Liquid phase fast electron tomography unravels the true 3D structure of colloidal assemblies

TL;DR

This paper introduces a liquid-phase electron tomography method that captures the true 3D structure of colloidal assemblies in their native liquid environment, avoiding distortions caused by traditional drying procedures.

Contribution

The authors developed a fast data acquisition and reconstruction workflow for liquid-TEM, enabling accurate 3D imaging of colloidal nanostructures in their original environment.

Findings

Liquid tomography reveals less compact nanoparticle configurations.

Dried assemblies show more distorted structures.

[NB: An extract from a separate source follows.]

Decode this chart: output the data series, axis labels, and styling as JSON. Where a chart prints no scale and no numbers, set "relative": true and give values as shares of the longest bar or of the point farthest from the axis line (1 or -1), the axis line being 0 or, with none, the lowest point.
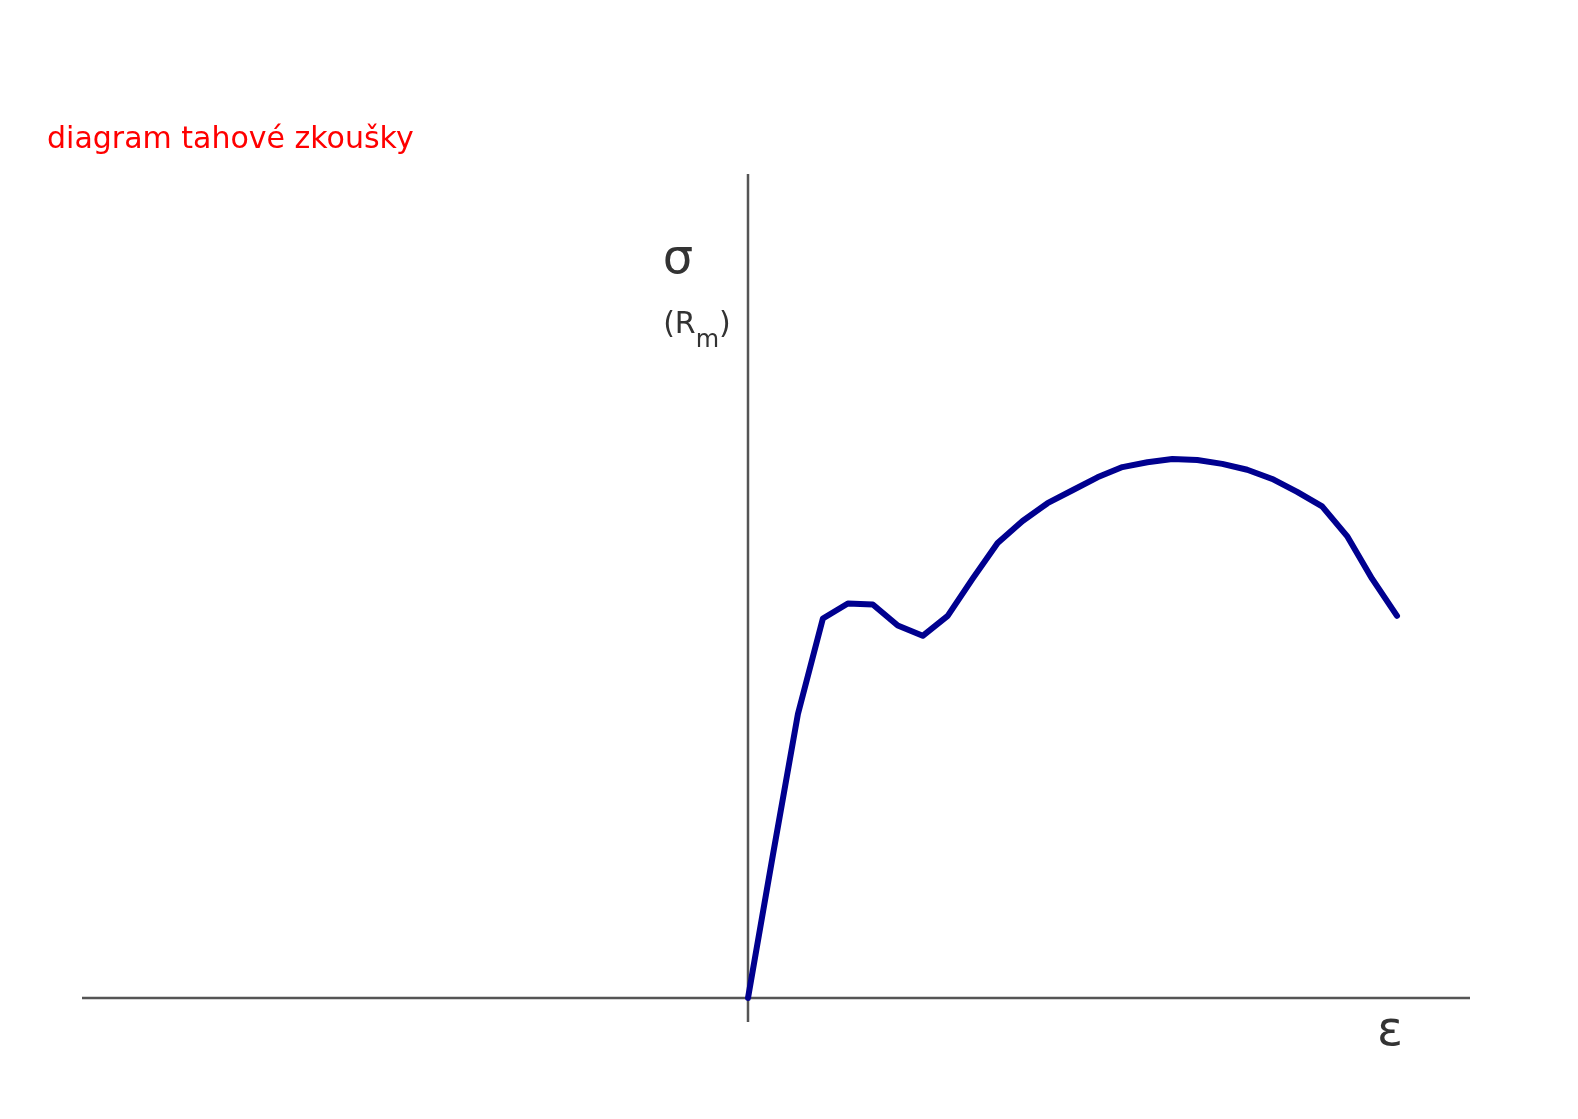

Ligand layer measurements in liquid match expected dimensions.

Abstract

Electron tomography has become a commonly used tool to investigate the three-dimensional (3D) structure of nanomaterials, including colloidal nanoparticle assemblies. However, electron microscopy is typically carried out under high vacuum conditions. Therefore, pre-treatment sample preparation is needed for assemblies obtained by (wet) colloid chemistry methods, including solvent evaporation and deposition on a solid TEM support. As a result of this procedure, changes are consistently imposed on the actual nanoparticle organization. Therefore, we propose herein the application of electron tomography of nanoparticle assemblies while in their original colloidal liquid environment. To address the challenges related to electron tomography in liquid, we devised a method that combines fast data acquisition in a commercial liquid-TEM cell, with a dedicated alignment and reconstruction workflow. We present the application of this method to two different systems, which exemplify the difference between conventional and liquid tomography, depending on the nature of the protecting ligands. 3D reconstructions of assemblies comprising polystyrene-capped Au nanoparticles encapsulated in polymeric shells revealed less compact and more distorted configurations for experiments performed in a liquid medium compared to their dried counterparts. On the other hand, quantitative analysis of the surface-to-surface distance of self-assembled Au nanorods in water agrees with previously reported dimensions of the ligand layers surrounding the nanorods, which are in much closer contact when in similar but dried assemblies. This study, therefore, emphasizes the importance of developing high-resolution characterization tools that preserve the native environment of colloidal nanostructures.